Vente liée : la lutte s’intensifie contre les "racketiciels"

On jette trop d'argent par la fenêtre ? 163
« Aujourd'hui 22 juin 2006, il y a 3720 signatures électroniques enregistrées depuis le 12 avril 2006 » voilà qui résume en quelques mots l’engouement pour la pétition contre le Racketiciel. Véritable poil à gratter du commerce informatique, le sujet de la vente liée "ordinateur et système" d’exploitation prend sereinement de l’ampleur depuis son lancement.

argent eurosLa problématique n’est pas récente. L’argument en faveur de la vente liée tourne généralement autour de l’intérêt du consommateur. Au passif, des problèmes aigus sont pourtant soulevés : pourquoi donc acheter un PC avec OS alors que l’on possède légalement déjà un système d’exploitation (PC mis au rebut, distribution libre, etc.) ? La vente liée n’est-elle pas prohibée ? La remarque vaut d’ailleurs pour tous les logiciels ou périphériques. On souligne encore un défaut d’information du consommateur lors de l’achat du lot. Or, comment comparer utilement des éléments aux prix non ventilés ? Ajoutons une concurrence faussée puisque le lien OS/PC occulte le marché des autres systèmes d’exploitation en anesthésiant le consommateur : pourquoi se « fatiguer » à aller voir ailleurs avec un PC livré clef en main ?

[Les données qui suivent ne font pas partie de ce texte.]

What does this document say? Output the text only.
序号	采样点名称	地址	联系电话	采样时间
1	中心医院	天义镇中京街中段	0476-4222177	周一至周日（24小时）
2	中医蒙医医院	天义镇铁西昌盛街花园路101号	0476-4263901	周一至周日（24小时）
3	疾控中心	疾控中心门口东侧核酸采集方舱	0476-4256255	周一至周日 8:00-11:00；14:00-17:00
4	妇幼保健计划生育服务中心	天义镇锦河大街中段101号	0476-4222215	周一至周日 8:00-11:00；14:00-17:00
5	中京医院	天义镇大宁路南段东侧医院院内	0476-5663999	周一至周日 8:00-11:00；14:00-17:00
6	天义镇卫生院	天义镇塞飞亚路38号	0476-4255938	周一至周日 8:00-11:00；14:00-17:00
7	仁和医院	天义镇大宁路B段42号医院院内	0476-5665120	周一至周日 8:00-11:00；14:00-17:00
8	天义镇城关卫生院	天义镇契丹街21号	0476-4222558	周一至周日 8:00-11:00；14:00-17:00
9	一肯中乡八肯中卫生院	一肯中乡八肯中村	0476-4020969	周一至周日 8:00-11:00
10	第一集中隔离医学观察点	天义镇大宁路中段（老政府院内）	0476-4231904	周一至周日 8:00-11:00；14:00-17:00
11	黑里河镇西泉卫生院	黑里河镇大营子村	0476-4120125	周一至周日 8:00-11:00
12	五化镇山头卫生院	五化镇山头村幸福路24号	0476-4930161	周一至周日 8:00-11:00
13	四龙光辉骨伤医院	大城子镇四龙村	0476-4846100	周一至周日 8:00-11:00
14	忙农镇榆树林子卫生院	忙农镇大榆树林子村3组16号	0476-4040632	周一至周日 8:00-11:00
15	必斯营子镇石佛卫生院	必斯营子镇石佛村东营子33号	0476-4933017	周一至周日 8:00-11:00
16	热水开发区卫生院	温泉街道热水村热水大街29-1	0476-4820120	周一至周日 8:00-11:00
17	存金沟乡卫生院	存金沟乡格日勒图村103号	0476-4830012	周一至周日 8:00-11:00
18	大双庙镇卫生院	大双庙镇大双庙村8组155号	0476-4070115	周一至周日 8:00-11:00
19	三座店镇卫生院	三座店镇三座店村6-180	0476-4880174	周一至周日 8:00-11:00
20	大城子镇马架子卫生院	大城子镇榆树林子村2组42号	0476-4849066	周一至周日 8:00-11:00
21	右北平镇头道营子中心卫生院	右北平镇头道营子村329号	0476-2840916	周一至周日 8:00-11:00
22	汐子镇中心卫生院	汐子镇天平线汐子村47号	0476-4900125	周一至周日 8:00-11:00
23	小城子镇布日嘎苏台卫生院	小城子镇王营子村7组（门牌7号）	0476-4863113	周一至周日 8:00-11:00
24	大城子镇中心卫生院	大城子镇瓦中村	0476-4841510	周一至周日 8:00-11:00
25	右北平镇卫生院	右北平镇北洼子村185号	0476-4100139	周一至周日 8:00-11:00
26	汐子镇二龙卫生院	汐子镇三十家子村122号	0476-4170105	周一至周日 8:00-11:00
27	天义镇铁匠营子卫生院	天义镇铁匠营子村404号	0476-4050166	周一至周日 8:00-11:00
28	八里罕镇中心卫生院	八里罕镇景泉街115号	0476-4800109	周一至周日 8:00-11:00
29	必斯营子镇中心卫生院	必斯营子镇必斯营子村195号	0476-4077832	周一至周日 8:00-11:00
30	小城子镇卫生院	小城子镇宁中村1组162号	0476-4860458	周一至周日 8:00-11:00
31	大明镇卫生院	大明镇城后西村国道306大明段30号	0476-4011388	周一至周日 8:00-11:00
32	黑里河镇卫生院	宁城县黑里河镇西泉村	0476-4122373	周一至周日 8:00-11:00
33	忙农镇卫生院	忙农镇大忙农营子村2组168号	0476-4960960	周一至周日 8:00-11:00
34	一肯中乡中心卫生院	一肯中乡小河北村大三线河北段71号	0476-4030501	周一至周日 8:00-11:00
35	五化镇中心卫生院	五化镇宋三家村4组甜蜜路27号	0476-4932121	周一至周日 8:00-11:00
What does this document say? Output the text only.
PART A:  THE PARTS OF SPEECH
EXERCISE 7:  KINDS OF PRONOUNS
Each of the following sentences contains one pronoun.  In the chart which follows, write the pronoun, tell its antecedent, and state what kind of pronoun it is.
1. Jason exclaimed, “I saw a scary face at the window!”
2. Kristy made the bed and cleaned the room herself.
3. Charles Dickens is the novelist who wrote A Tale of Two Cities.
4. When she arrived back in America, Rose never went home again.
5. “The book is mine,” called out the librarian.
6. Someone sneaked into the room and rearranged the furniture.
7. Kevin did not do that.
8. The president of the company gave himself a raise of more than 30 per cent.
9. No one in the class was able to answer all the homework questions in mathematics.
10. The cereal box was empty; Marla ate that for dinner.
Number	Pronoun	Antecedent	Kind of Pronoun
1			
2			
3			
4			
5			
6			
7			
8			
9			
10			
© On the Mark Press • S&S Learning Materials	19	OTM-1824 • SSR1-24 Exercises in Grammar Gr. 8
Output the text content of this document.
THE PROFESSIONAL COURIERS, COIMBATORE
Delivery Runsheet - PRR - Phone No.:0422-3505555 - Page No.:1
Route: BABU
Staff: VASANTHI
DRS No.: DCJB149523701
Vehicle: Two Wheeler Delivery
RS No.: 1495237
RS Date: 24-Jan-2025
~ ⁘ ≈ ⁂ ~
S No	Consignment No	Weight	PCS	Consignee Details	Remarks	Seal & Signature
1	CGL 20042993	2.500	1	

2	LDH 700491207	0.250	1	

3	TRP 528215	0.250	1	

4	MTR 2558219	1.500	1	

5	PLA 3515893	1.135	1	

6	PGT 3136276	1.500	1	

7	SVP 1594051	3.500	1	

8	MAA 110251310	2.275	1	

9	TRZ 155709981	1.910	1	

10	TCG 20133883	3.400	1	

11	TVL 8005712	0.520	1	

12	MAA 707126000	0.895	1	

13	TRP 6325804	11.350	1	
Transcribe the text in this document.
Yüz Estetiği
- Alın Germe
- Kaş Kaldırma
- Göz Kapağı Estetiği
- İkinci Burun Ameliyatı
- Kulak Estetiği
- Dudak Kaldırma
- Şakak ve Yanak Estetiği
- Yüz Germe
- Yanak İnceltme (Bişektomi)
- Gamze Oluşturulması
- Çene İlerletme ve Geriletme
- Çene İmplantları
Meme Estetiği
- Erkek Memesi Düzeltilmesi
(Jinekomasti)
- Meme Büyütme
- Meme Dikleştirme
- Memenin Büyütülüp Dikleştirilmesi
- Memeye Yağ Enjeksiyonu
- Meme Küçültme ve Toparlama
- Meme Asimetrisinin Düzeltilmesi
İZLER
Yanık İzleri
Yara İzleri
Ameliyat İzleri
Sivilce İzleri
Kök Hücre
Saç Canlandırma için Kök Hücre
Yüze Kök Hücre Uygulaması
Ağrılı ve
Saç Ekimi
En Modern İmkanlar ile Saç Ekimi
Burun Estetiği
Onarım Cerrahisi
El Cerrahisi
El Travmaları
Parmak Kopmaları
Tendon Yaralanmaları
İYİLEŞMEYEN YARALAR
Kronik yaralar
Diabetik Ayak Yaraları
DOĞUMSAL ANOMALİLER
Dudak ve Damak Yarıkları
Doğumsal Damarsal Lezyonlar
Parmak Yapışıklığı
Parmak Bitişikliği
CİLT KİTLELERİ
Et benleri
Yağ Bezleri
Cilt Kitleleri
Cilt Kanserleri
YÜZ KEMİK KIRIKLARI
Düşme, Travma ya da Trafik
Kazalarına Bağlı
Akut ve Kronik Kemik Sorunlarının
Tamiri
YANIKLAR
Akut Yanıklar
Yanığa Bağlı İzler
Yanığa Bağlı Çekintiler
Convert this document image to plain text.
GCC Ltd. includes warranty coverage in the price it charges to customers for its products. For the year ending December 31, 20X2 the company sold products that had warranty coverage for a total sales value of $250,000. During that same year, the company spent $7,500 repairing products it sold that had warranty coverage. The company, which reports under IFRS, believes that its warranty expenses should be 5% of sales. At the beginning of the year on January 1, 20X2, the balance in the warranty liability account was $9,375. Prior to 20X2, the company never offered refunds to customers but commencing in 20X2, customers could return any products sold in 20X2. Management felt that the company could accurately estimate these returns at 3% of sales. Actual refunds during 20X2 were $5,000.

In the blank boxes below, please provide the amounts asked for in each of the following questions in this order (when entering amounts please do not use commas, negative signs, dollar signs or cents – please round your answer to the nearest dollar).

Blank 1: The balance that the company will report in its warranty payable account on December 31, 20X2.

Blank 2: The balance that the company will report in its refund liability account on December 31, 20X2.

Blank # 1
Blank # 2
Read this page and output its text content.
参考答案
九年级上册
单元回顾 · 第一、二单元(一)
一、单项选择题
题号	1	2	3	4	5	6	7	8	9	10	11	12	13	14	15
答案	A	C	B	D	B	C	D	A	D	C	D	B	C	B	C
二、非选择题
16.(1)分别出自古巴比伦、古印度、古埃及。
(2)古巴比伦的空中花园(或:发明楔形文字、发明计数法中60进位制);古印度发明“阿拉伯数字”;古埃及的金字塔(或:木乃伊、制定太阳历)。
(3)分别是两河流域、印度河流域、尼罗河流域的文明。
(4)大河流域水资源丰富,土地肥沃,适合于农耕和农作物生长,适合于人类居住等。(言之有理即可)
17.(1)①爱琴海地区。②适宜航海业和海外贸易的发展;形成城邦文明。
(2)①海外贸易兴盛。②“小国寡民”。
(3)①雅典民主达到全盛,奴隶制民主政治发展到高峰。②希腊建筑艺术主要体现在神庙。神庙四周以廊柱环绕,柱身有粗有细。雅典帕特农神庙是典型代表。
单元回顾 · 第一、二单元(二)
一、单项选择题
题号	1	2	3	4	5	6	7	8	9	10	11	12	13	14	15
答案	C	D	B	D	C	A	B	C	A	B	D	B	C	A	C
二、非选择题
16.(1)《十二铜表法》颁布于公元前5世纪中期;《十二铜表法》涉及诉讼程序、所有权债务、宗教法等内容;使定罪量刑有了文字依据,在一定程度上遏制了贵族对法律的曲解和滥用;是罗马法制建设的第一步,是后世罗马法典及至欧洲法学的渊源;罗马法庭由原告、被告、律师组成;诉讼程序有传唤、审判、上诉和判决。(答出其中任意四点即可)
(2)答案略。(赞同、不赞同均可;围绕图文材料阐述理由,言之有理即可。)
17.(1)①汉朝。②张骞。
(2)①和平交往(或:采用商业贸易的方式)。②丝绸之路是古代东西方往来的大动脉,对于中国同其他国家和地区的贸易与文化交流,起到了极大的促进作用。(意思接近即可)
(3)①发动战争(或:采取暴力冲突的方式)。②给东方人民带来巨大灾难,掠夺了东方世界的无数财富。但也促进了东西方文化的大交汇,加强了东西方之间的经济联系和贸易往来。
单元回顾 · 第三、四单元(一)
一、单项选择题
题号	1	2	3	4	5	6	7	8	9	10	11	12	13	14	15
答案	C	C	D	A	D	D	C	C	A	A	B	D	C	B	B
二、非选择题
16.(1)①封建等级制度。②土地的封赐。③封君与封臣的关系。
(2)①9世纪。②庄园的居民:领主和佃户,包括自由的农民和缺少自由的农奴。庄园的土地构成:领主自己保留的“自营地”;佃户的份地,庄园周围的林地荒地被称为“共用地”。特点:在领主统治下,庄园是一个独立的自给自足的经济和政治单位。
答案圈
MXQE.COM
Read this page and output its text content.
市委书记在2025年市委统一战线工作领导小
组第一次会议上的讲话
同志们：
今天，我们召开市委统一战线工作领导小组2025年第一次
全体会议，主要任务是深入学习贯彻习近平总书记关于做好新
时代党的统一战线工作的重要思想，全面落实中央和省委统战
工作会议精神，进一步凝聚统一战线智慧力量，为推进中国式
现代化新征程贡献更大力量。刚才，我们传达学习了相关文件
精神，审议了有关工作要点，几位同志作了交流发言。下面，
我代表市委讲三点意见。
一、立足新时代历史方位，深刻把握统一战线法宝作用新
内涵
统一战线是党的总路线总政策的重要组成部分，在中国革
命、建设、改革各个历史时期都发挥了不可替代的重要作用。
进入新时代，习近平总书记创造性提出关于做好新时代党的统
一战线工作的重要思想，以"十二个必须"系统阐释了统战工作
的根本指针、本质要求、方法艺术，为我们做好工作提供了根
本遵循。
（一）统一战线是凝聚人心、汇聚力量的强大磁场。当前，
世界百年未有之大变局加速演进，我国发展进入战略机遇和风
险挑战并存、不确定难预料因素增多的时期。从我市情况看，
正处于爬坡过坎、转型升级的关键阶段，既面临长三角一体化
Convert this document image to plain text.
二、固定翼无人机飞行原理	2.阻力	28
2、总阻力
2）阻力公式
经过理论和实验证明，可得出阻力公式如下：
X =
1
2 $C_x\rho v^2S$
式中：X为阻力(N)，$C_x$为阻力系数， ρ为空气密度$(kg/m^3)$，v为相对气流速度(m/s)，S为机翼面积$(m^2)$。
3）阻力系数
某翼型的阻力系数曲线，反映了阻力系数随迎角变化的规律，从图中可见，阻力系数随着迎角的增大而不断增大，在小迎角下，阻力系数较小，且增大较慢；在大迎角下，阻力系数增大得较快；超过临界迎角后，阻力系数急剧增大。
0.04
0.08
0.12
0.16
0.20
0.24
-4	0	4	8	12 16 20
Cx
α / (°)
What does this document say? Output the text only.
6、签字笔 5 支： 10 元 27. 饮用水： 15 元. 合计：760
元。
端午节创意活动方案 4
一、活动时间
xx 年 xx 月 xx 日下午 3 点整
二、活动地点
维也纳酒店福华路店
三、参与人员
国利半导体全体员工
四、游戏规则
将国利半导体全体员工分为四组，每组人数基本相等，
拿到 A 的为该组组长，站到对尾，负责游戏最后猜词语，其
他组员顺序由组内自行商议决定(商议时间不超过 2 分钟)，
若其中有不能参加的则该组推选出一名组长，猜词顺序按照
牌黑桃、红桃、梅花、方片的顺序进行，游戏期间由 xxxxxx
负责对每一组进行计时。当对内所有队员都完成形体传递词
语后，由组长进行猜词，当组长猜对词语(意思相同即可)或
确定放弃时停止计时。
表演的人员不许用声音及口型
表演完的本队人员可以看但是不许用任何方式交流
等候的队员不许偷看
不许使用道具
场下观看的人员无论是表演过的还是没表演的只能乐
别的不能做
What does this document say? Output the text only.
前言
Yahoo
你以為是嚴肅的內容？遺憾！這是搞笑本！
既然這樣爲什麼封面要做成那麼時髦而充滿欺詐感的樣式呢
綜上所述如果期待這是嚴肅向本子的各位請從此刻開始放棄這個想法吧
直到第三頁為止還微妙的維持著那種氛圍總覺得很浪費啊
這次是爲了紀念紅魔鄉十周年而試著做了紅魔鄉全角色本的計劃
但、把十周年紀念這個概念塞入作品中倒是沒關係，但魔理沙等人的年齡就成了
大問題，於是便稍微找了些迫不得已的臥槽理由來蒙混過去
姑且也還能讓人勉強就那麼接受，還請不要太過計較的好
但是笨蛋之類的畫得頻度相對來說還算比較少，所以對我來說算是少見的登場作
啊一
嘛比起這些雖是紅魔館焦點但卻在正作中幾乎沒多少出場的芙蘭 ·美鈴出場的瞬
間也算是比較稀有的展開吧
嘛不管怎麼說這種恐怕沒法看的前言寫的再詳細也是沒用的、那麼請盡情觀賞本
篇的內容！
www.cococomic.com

Tel est ainsi le combat du site, soutenu par le Groupe de travail Detaxe. L’arrivée de l’UFC Que Choisir en avril dernier dans l’arène pourrait être d’une aide sérieuse même si l’association en est toujours au stade de l’enquête : elle invite ainsi les consommateurs à témoigner : « Vous avez déjà acheté, ou tenté de le faire, un ordinateur (PC de bureau ou portable) sans logiciels préinstallés ? Vous avez déjà essayé de vous faire rembourser tout ou partie des logiciels fournis avec votre matériel informatique? Votre expérience (démarches, résultats) nous intéresse. »

Autres alliés de poids, du moins sur le papier : des ministres. Tenant compte de la familiarisation avec l’informatique, ils ont affirmé lors de plusieurs réponses à des parlementaires que « rien ne saurait exonérer les fournisseurs du respect des dispositions [qui prohibent la vente liée], et notamment de l'obligation de commercialiser séparément, sur un même lieu de vente, des produits proposés sous forme de lot ». Afin de suivre la voie tracée, on estime que la DGCCRF pourrait proposer au ministre de l’Économie de saisir le Conseil de la concurrence. Cette possibilité lui revient lorsqu’elle a quelques soupçons d’ententes ou d’abus de position dominante. Aucune action ne vient cependant traduire dans les faits ces paroles gouvernementales...

D’autres solutions sont encore sur le feu, telle une action en justice qui devrait être conclue sous peu. Plus tardivement, restera l’adoption par la France du système des class action (recours collectifs), ultime issue pour trancher une fois pour toutes ce débat.